Leicester were rock bottom after their first 15 games, with Chelsea on top. The points difference was a massive 26. Now it's Claudio Ranieri's men who boast a 17-point advantage.
That's a swing of landslide proportions, and it's largely thanks to the form of Vardy.
Let's clear this up: This article isn't geared toward suggesting Chelsea should sign Vardy. Nor is it leaning toward a rumour the club is interested in snapping him up.
What we're identifying is how an in-form striker would have transformed Chelsea's struggling season.
The defeats they have suffered would have been victories, draws turned into wins. The fear factor that has vanished like cigarette smoke would still be prevalent for the reigning champions.
Chelsea haven't been a threat in front of goal all season, and it's exactly that which has been their downfall.
Shortly before he took up residence at the Mestalla as Valencia manager, Gary Neville described Vardy's emergence this term as a "meteoric rise" on Sky Sports' Monday Night Football:
Neville explained:
"The biggest jump in someways is the meteoric rise in the past 12 months. You've got to remember that [Vardy] only scored 20 goals in 63 appearances in the Championship. ... The reports that were coming through were that he was raw, a little bit erratic in front of goal, but lightening quick and was a handful. ... He was unpolished last season. You look at him now and he's a fantastic finisher."
"
Vardy's everything that Costa was, and that's meant Leicester's deficiencies elsewhere have been papered over.
It's a factor Ranieri has openly discussed himself, lamenting the fact that his team has struggled to keep clean sheets.
His offering of free pizza every time his players shut out the opposition has been a source of humour for many, yet there is a serious point the manager has tried to get across.
Leicester may well have topped the table this term—and on current form look to be mounting a credible title challenge—but defensively they have been found wanting.

They have kept just three clean sheets in the league all season. Despite being 15th heading into Monday's encounter, Chelsea have kept four.
The importance of Vardy becomes clearer still when we consider the goals the Foxes have conceded. Their 21 is just three shy of Chelsea's.
Mourinho's men have had their own problems at the back, but with no striker, they haven't been able to mask them.
Leicester's defensive record is the worst in the Premier League's top 10. In the league as a whole, only seven teams have conceded more.
Defensively, that's not championship-winning form. It's midtable at best, especially when we consider that Chelsea shipped just 32 over the course of 2014/15.
Considering those all-important goals scored, however, no teams better it.

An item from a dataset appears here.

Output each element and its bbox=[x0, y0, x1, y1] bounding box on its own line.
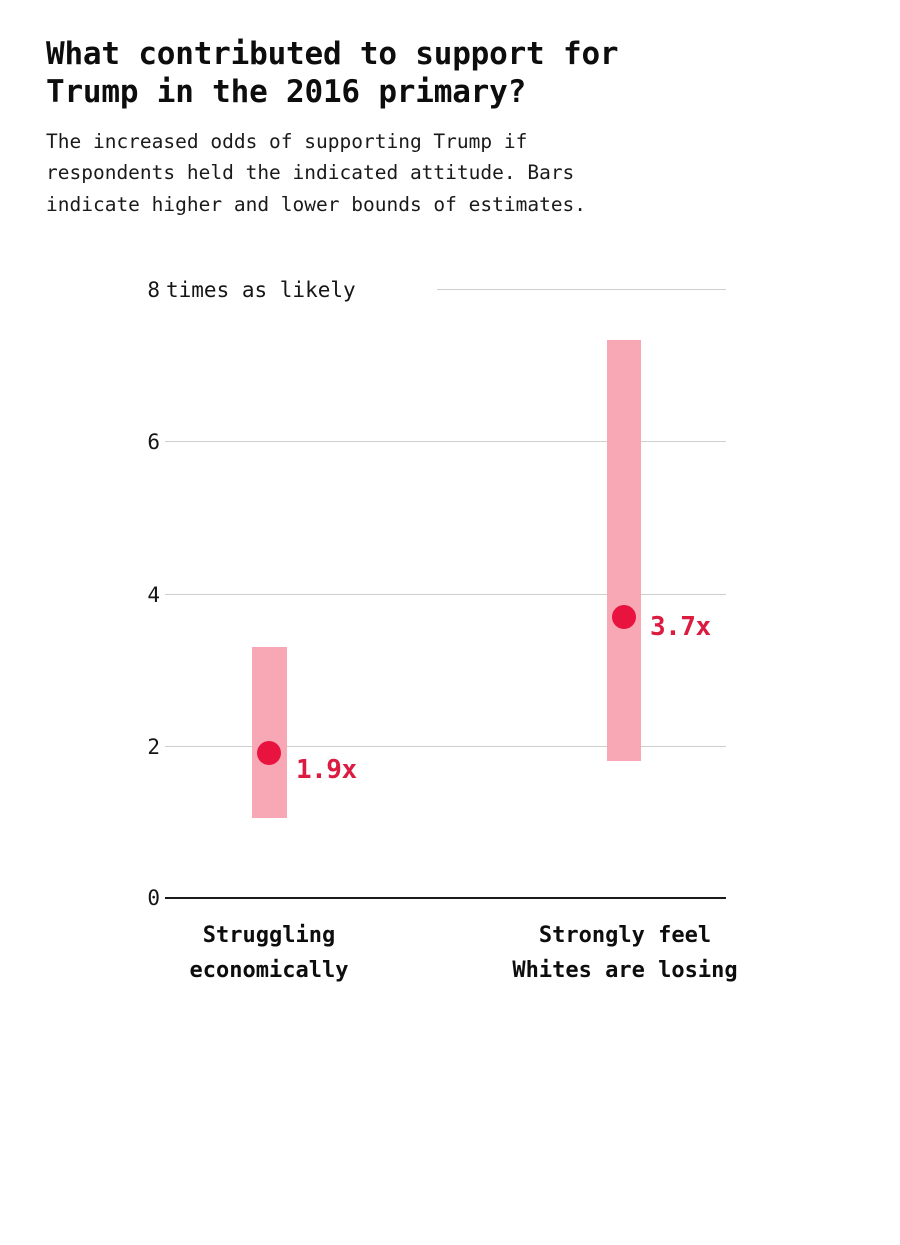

It tells us that so long as Vardy—and Riyad Mahrez, let's not forget—keeps scoring goals, this anomaly with Leicester will long continue.

That pair are doing for Leicester what Costa and Eden Hazard did for Chelsea. And now Mourinho's stars are not providing the same level of threat—the defensive frailties are becoming ever more amplified.
To remind us of Costa's tally in mid-December last year, those extra 10 goals added to his return this season would put the Blues level with Arsenal on 27 goals.
Suddenly the 24 they have conceded don't appear as bad. It would mean they are at least coping, which we know they aren't.
Of course, Vardy is about much more than goals. As Neville highlighted in his superb analysis of his form this season, the intensity and commitment he's provided has played a big part in Leicester being capable of playing football in the right areas.
It's from there where the goals have come, and despite what's going on at the back, Leicester have outscored their opponents.
Were Vardy performing to those same levels in a Chelsea shirt, we wouldn't be talking about a potential relegation scrap. The top four would be on, and Chelsea's entire season would look very different.